この度、我が家に新たな執事が加わりました。私が直々に引き抜いた優秀な人材です。今度お会いした時にご紹介させていただければ幸いです。
それでは舞踏祭で会える日を楽しみにしております』
こんな内容でいいか、とペンを下ろす。
「お前んところの影、今私の隣に居るよ」を少しマイルドな文面にした手紙を綴り終えた。
いえーい、グラーツ殿下見てる? まだ送ってないけど。
事後報告となってしまったが、先方から派遣された護衛役を無断で隣に置くよりはまだましだろう。
それにしても影とか。都市伝説と思っていた存在が本当にいた事が驚きだ。
「セバスチャン、この手紙をグラーツ殿下へ。お願いしますね」
「承知いたしました。お嬢様の本日のご予定は、舞踏祭に向けた劇団との合わせ稽古と打ち合わせがございます」
「ありがとう。朝食が済んだらすぐに劇団へ向かいましょうか」
手紙にも書いた新たな執事は、まるで長年共に居たかのように侍ってくれている。
実際そうなんだろうなと考えるとちょっと鳥肌が立ってしまうが。
ちなみにセバスチャンとは私が名付けた。
元々は影の護衛だったのだから本名での活動は厳しかろうと判断しての事だ。
セバスチャンと命名したら絶句されてしまったが「良い名でしょう?」と笑顔でごり押しといた。
セバスチャンは声を震わせながら深々と礼をしていたので、きっといたく感動したに違いない。
名前が不服で泣いたんじゃないはず。気のせいと思いたい。
執事といったらセバスチャンだって、前世で祖母が言っていたのだ。許せ。
そして朗報が一つある。
セバスチャンが執事となってからは、舞踏祭の準備が何もかもスムーズに進むようになったのだ!
地味に上手くいってなかった当家お抱えの劇団との報連相や、後から出てくる地味に面倒なミス、地味な忘れごと、地味な雑用……などなど、地味に困っていた諸々の雑事が綺麗に解消された。
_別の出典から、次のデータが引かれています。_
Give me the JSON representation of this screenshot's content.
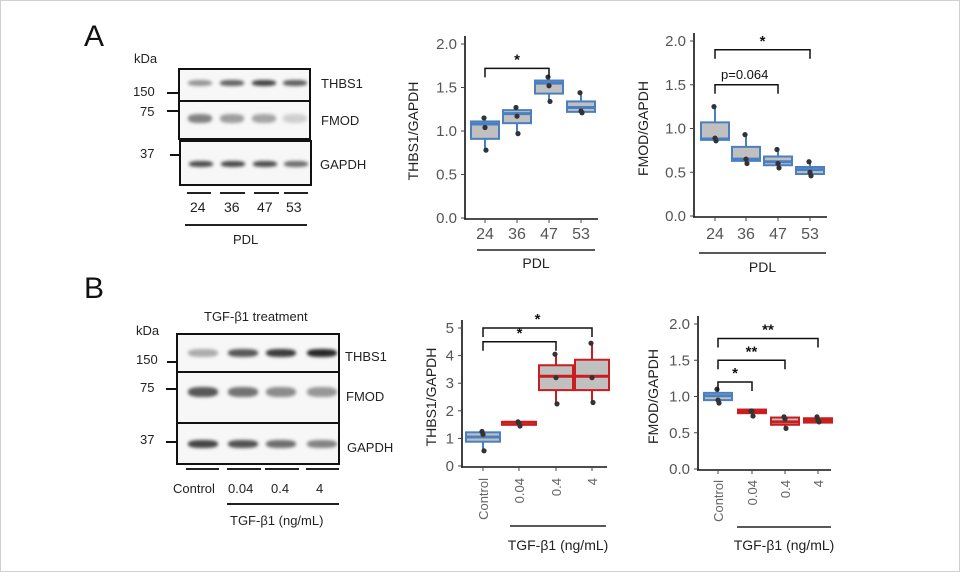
{
  "panels": {
    "A": {
      "letter": "A",
      "blot": {
        "kda_label": "kDa",
        "markers": [
          "150",
          "75",
          "37"
        ],
        "proteins": [
          "THBS1",
          "FMOD",
          "GAPDH"
        ],
        "lanes": [
          "24",
          "36",
          "47",
          "53"
        ],
        "group_label": "PDL",
        "band_intensity": {
          "THBS1": [
            0.45,
            0.7,
            0.85,
            0.72
          ],
          "FMOD": [
            0.55,
            0.42,
            0.38,
            0.18
          ],
          "GAPDH": [
            0.8,
            0.82,
            0.8,
            0.65
          ]
        }
      }
    },
    "B": {
      "letter": "B",
      "blot": {
        "title": "TGF-β1 treatment",
        "kda_label": "kDa",
        "markers": [
          "150",
          "75",
          "37"
        ],
        "proteins": [
          "THBS1",
          "FMOD",
          "GAPDH"
        ],
        "lanes": [
          "Control",
          "0.04",
          "0.4",
          "4"
        ],
        "group_label": "TGF-β1  (ng/mL)",
        "band_intensity": {
          "THBS1": [
            0.35,
            0.75,
            0.88,
            0.98
          ],
          "FMOD": [
            0.75,
            0.62,
            0.5,
            0.45
          ],
          "GAPDH": [
            0.85,
            0.78,
            0.65,
            0.55
          ]
        }
      }
    }
  },
  "chart_data": [
    {
      "id": "A-THBS1",
      "type": "box",
      "ylabel": "THBS1/GAPDH",
      "xlabel": "PDL",
      "categories": [
        "24",
        "36",
        "47",
        "53"
      ],
      "ylim": [
        0,
        2.0
      ],
      "yticks": [
        "0.0",
        "0.5",
        "1.0",
        "1.5",
        "2.0"
      ],
      "ytick_values": [
        0,
        0.5,
        1.0,
        1.5,
        2.0
      ],
      "xtick_rotation": "horizontal",
      "colors": [
        "#4a7fc1",
        "#4a7fc1",
        "#4a7fc1",
        "#4a7fc1"
      ],
      "boxes": [
        {
          "q1": 0.91,
          "median": 1.08,
          "q3": 1.11,
          "min": 0.78,
          "max": 1.15,
          "points": [
            1.15,
            1.04,
            0.78
          ]
        },
        {
          "q1": 1.09,
          "median": 1.2,
          "q3": 1.24,
          "min": 0.97,
          "max": 1.27,
          "points": [
            1.27,
            1.17,
            0.97
          ]
        },
        {
          "q1": 1.43,
          "median": 1.55,
          "q3": 1.58,
          "min": 1.34,
          "max": 1.62,
          "points": [
            1.62,
            1.52,
            1.34
          ]
        },
        {
          "q1": 1.22,
          "median": 1.27,
          "q3": 1.34,
          "min": 1.21,
          "max": 1.44,
          "points": [
            1.44,
            1.23,
            1.21
          ]
        }
      ],
      "annotations": [
        {
          "from": 0,
          "to": 2,
          "label": "*",
          "level": 1.72
        }
      ]
    },
    {
      "id": "A-FMOD",
      "type": "box",
      "ylabel": "FMOD/GAPDH",
      "xlabel": "PDL",
      "categories": [
        "24",
        "36",
        "47",
        "53"
      ],
      "ylim": [
        0,
        2.0
      ],
      "yticks": [
        "0.0",
        "0.5",
        "1.0",
        "1.5",
        "2.0"
      ],
      "ytick_values": [
        0,
        0.5,
        1.0,
        1.5,
        2.0
      ],
      "xtick_rotation": "horizontal",
      "colors": [
        "#4a7fc1",
        "#4a7fc1",
        "#4a7fc1",
        "#4a7fc1"
      ],
      "boxes": [
        {
          "q1": 0.87,
          "median": 0.88,
          "q3": 1.07,
          "min": 0.86,
          "max": 1.25,
          "points": [
            1.25,
            0.89,
            0.86
          ]
        },
        {
          "q1": 0.63,
          "median": 0.65,
          "q3": 0.79,
          "min": 0.6,
          "max": 0.93,
          "points": [
            0.93,
            0.65,
            0.6
          ]
        },
        {
          "q1": 0.58,
          "median": 0.62,
          "q3": 0.68,
          "min": 0.55,
          "max": 0.76,
          "points": [
            0.76,
            0.6,
            0.55
          ]
        },
        {
          "q1": 0.48,
          "median": 0.53,
          "q3": 0.56,
          "min": 0.46,
          "max": 0.62,
          "points": [
            0.62,
            0.5,
            0.46
          ]
        }
      ],
      "annotations": [
        {
          "from": 0,
          "to": 3,
          "label": "*",
          "level": 1.9
        },
        {
          "from": 0,
          "to": 2,
          "label": "p=0.064",
          "level": 1.5
        }
      ]
    },
    {
      "id": "B-THBS1",
      "type": "box",
      "ylabel": "THBS1/GAPDH",
      "xlabel": "TGF-β1  (ng/mL)",
      "categories": [
        "Control",
        "0.04",
        "0.4",
        "4"
      ],
      "ylim": [
        0,
        5
      ],
      "yticks": [
        "0",
        "1",
        "2",
        "3",
        "4",
        "5"
      ],
      "ytick_values": [
        0,
        1,
        2,
        3,
        4,
        5
      ],
      "xtick_rotation": "vertical",
      "colors": [
        "#4a7fc1",
        "#c81e1e",
        "#c81e1e",
        "#c81e1e"
      ],
      "boxes": [
        {
          "q1": 0.88,
          "median": 1.05,
          "q3": 1.22,
          "min": 0.55,
          "max": 1.25,
          "points": [
            1.25,
            1.15,
            0.55
          ]
        },
        {
          "q1": 1.55,
          "median": 1.58,
          "q3": 1.6,
          "min": 1.45,
          "max": 1.6,
          "points": [
            1.6,
            1.55,
            1.45
          ]
        },
        {
          "q1": 2.75,
          "median": 3.25,
          "q3": 3.65,
          "min": 2.25,
          "max": 4.05,
          "points": [
            4.05,
            3.2,
            2.25
          ]
        },
        {
          "q1": 2.75,
          "median": 3.25,
          "q3": 3.85,
          "min": 2.3,
          "max": 4.45,
          "points": [
            4.45,
            3.2,
            2.3
          ]
        }
      ],
      "annotations": [
        {
          "from": 0,
          "to": 3,
          "label": "*",
          "level": 5.0
        },
        {
          "from": 0,
          "to": 2,
          "label": "*",
          "level": 4.5
        }
      ]
    },
    {
      "id": "B-FMOD",
      "type": "box",
      "ylabel": "FMOD/GAPDH",
      "xlabel": "TGF-β1  (ng/mL)",
      "categories": [
        "Control",
        "0.04",
        "0.4",
        "4"
      ],
      "ylim": [
        0,
        2.0
      ],
      "yticks": [
        "0.0",
        "0.5",
        "1.0",
        "1.5",
        "2.0"
      ],
      "ytick_values": [
        0,
        0.5,
        1.0,
        1.5,
        2.0
      ],
      "xtick_rotation": "vertical",
      "colors": [
        "#4a7fc1",
        "#c81e1e",
        "#c81e1e",
        "#c81e1e"
      ],
      "boxes": [
        {
          "q1": 0.95,
          "median": 1.01,
          "q3": 1.05,
          "min": 0.91,
          "max": 1.1,
          "points": [
            1.1,
            0.95,
            0.91
          ]
        },
        {
          "q1": 0.77,
          "median": 0.79,
          "q3": 0.82,
          "min": 0.73,
          "max": 0.8,
          "points": [
            0.8,
            0.8,
            0.73
          ]
        },
        {
          "q1": 0.61,
          "median": 0.65,
          "q3": 0.71,
          "min": 0.56,
          "max": 0.72,
          "points": [
            0.72,
            0.69,
            0.56
          ]
        },
        {
          "q1": 0.64,
          "median": 0.67,
          "q3": 0.7,
          "min": 0.65,
          "max": 0.72,
          "points": [
            0.72,
            0.67,
            0.65
          ]
        }
      ],
      "annotations": [
        {
          "from": 0,
          "to": 3,
          "label": "**",
          "level": 1.8
        },
        {
          "from": 0,
          "to": 2,
          "label": "**",
          "level": 1.5
        },
        {
          "from": 0,
          "to": 1,
          "label": "*",
          "level": 1.2
        }
      ]
    }
  ]
}
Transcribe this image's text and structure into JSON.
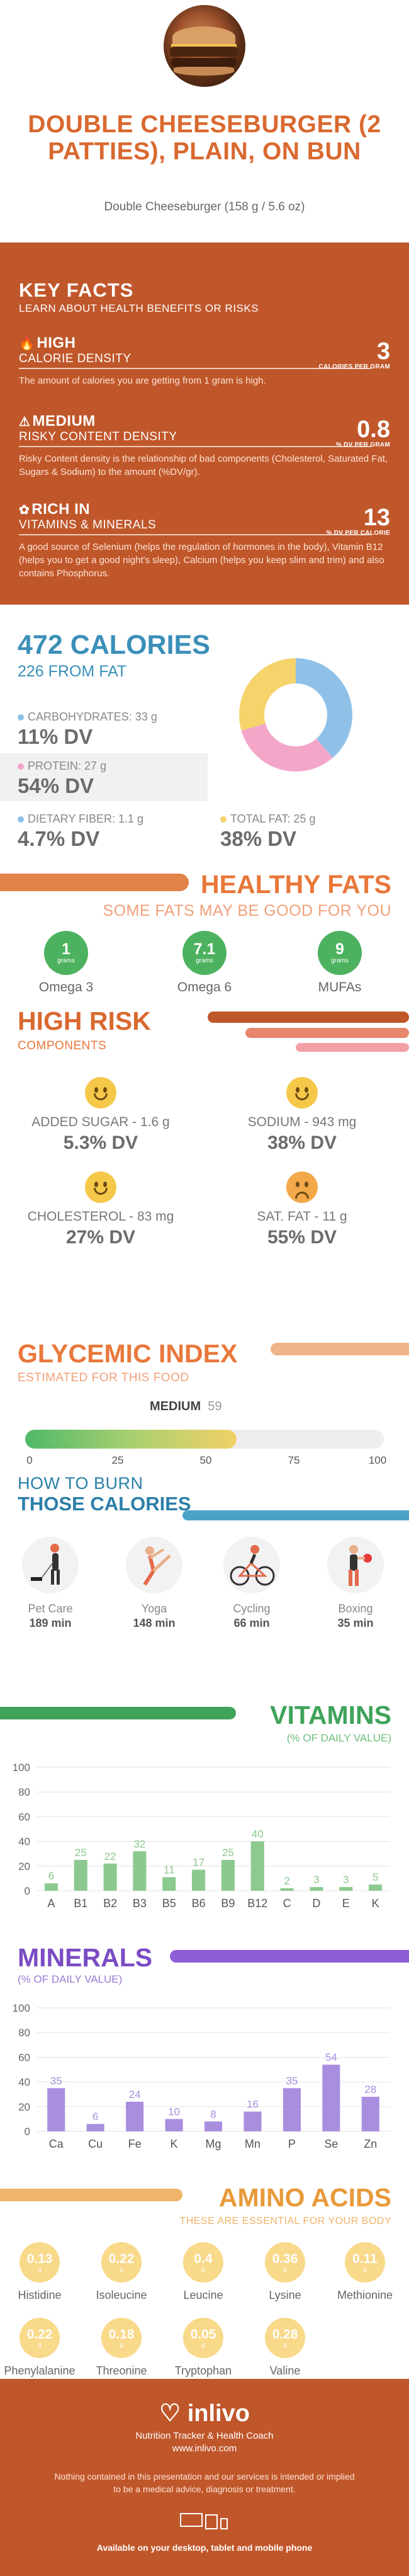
{
  "header": {
    "title": "DOUBLE CHEESEBURGER (2 PATTIES), PLAIN, ON BUN",
    "subtitle": "Double Cheeseburger (158 g / 5.6 oz)"
  },
  "key_facts": {
    "title": "KEY FACTS",
    "subtitle": "LEARN ABOUT HEALTH BENEFITS OR RISKS",
    "items": [
      {
        "h1": "HIGH",
        "h2": "CALORIE DENSITY",
        "value": "3",
        "unit": "CALORIES PER GRAM",
        "desc": "The amount of calories you are getting from 1 gram is high."
      },
      {
        "h1": "MEDIUM",
        "h2": "RISKY CONTENT DENSITY",
        "value": "0.8",
        "unit": "% DV PER GRAM",
        "desc": "Risky Content density is the relationship of bad components (Cholesterol, Saturated Fat, Sugars & Sodium) to the amount (%DV/gr)."
      },
      {
        "h1": "RICH IN",
        "h2": "VITAMINS & MINERALS",
        "value": "13",
        "unit": "% DV PER CALORIE",
        "desc": "A good source of Selenium (helps the regulation of hormones in the body), Vitamin B12 (helps you to get a good night's sleep), Calcium (helps you keep slim and trim) and also contains Phosphorus."
      }
    ]
  },
  "calories": {
    "title": "472 CALORIES",
    "subtitle": "226 FROM FAT",
    "macros": [
      {
        "label": "CARBOHYDRATES: 33 g",
        "dv": "11% DV",
        "color": "#8fc1e8"
      },
      {
        "label": "PROTEIN: 27 g",
        "dv": "54% DV",
        "color": "#f4a6c9"
      },
      {
        "label": "DIETARY FIBER: 1.1 g",
        "dv": "4.7% DV",
        "color": "#8fc1e8"
      },
      {
        "label": "TOTAL FAT: 25 g",
        "dv": "38% DV",
        "color": "#f6d36b"
      }
    ]
  },
  "healthy_fats": {
    "title": "HEALTHY FATS",
    "subtitle": "SOME FATS MAY BE GOOD FOR YOU",
    "unit": "grams",
    "items": [
      {
        "value": "1",
        "label": "Omega 3"
      },
      {
        "value": "7.1",
        "label": "Omega 6"
      },
      {
        "value": "9",
        "label": "MUFAs"
      }
    ]
  },
  "high_risk": {
    "title": "HIGH RISK",
    "subtitle": "COMPONENTS",
    "items": [
      {
        "label": "ADDED SUGAR - 1.6 g",
        "dv": "5.3% DV",
        "face": "happy"
      },
      {
        "label": "SODIUM - 943 mg",
        "dv": "38% DV",
        "face": "happy"
      },
      {
        "label": "CHOLESTEROL - 83 mg",
        "dv": "27% DV",
        "face": "happy"
      },
      {
        "label": "SAT. FAT - 11 g",
        "dv": "55% DV",
        "face": "sad"
      }
    ]
  },
  "glycemic": {
    "title": "GLYCEMIC INDEX",
    "subtitle": "ESTIMATED FOR THIS FOOD",
    "level": "MEDIUM",
    "value": "59",
    "value_fraction": 0.59,
    "ticks": [
      "0",
      "25",
      "50",
      "75",
      "100"
    ]
  },
  "burn": {
    "title1": "HOW TO BURN",
    "title2": "THOSE CALORIES",
    "activities": [
      {
        "label": "Pet Care",
        "minutes": "189 min",
        "icon": "dog-walking-icon"
      },
      {
        "label": "Yoga",
        "minutes": "148 min",
        "icon": "yoga-icon"
      },
      {
        "label": "Cycling",
        "minutes": "66 min",
        "icon": "cycling-icon"
      },
      {
        "label": "Boxing",
        "minutes": "35 min",
        "icon": "boxing-icon"
      }
    ]
  },
  "vitamins": {
    "title": "VITAMINS",
    "subtitle": "(% OF DAILY VALUE)"
  },
  "minerals": {
    "title": "MINERALS",
    "subtitle": "(% OF DAILY VALUE)"
  },
  "chart_data": [
    {
      "type": "bar",
      "categories": [
        "A",
        "B1",
        "B2",
        "B3",
        "B5",
        "B6",
        "B9",
        "B12",
        "C",
        "D",
        "E",
        "K"
      ],
      "values": [
        6,
        25,
        22,
        32,
        11,
        17,
        25,
        40,
        2,
        3,
        3,
        5
      ],
      "ylim": [
        0,
        100
      ],
      "yticks": [
        0,
        20,
        40,
        60,
        80,
        100
      ],
      "color": "#8cc98f",
      "grid": true
    },
    {
      "type": "bar",
      "categories": [
        "Ca",
        "Cu",
        "Fe",
        "K",
        "Mg",
        "Mn",
        "P",
        "Se",
        "Zn"
      ],
      "values": [
        35,
        6,
        24,
        10,
        8,
        16,
        35,
        54,
        28
      ],
      "ylim": [
        0,
        100
      ],
      "yticks": [
        0,
        20,
        40,
        60,
        80,
        100
      ],
      "color": "#a98ee0",
      "grid": true
    }
  ],
  "amino": {
    "title": "AMINO ACIDS",
    "subtitle": "THESE ARE ESSENTIAL FOR YOUR BODY",
    "unit": "g",
    "items": [
      {
        "value": "0.13",
        "label": "Histidine"
      },
      {
        "value": "0.22",
        "label": "Isoleucine"
      },
      {
        "value": "0.4",
        "label": "Leucine"
      },
      {
        "value": "0.36",
        "label": "Lysine"
      },
      {
        "value": "0.11",
        "label": "Methionine"
      },
      {
        "value": "0.22",
        "label": "Phenylalanine"
      },
      {
        "value": "0.18",
        "label": "Threonine"
      },
      {
        "value": "0.05",
        "label": "Tryptophan"
      },
      {
        "value": "0.28",
        "label": "Valine"
      }
    ]
  },
  "footer": {
    "logo": "inlivo",
    "tagline": "Nutrition Tracker & Health Coach",
    "url": "www.inlivo.com",
    "disclaimer": "Nothing contained in this presentation and our services is intended or implied to be a medical advice, diagnosis or treatment.",
    "available": "Available on your desktop, tablet and mobile phone"
  }
}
私に足りないのは計画性と洞察力だと常々思っていたのだが、セバスチャンはその欠点を物の見事に補ってくれる素晴らしい男だった。
もう一生離したくない……ずっと側に居ろよ……とスパダリムーブをかましたくなった程だ。
自堕落な女の駄々という指摘は野暮なので、思っても口をつぐむように。
思わぬ逸材を確保できたことで、躓く点も多々あった劇団との合わせ稽古も順調。
これならば予定よりも余裕を持って王都入りできそうだ。
早くも欠かせない存在となったセバスチャンを交えて劇団長とリスケしていれば、息も切れ切れに我が家の従僕が現れた。
「お、お、おじ……おっ、げほ!!」
なんて典型的な息の切らせ方かと感心して眺めていれば、セバスチャンが水を手渡して落ち着かせてやる。
ううん気が利く。本当、影を辞めてずっと執事業に従事てくれないだろうか。
しばらくして息を整えた従僕は水を一飲みし、本題を伝えてくる。
「グラーツ第二王子殿下が領地の本邸へ参られました! お嬢様は急ぎお戻りをとの事です!」
「なんですって?」
手紙は今朝方セバスチャンに預けたばかりだというのに、この早さは一体なんなのか。
ばっとセバスチャンを見遣れば、私にしか聞こえないように耳を寄せ、さらに風魔法で周囲から声を遮断した。一体どんな機密情報を告げられるのかと体が固まる。
「私の他についていた影が、手紙より先に殿下へ報告したものと存じます」
一つの対象に影一人ではないのか。
一人でも影を見つけたら、近くに三十人は居ると覚悟した方がいいのかもしれない。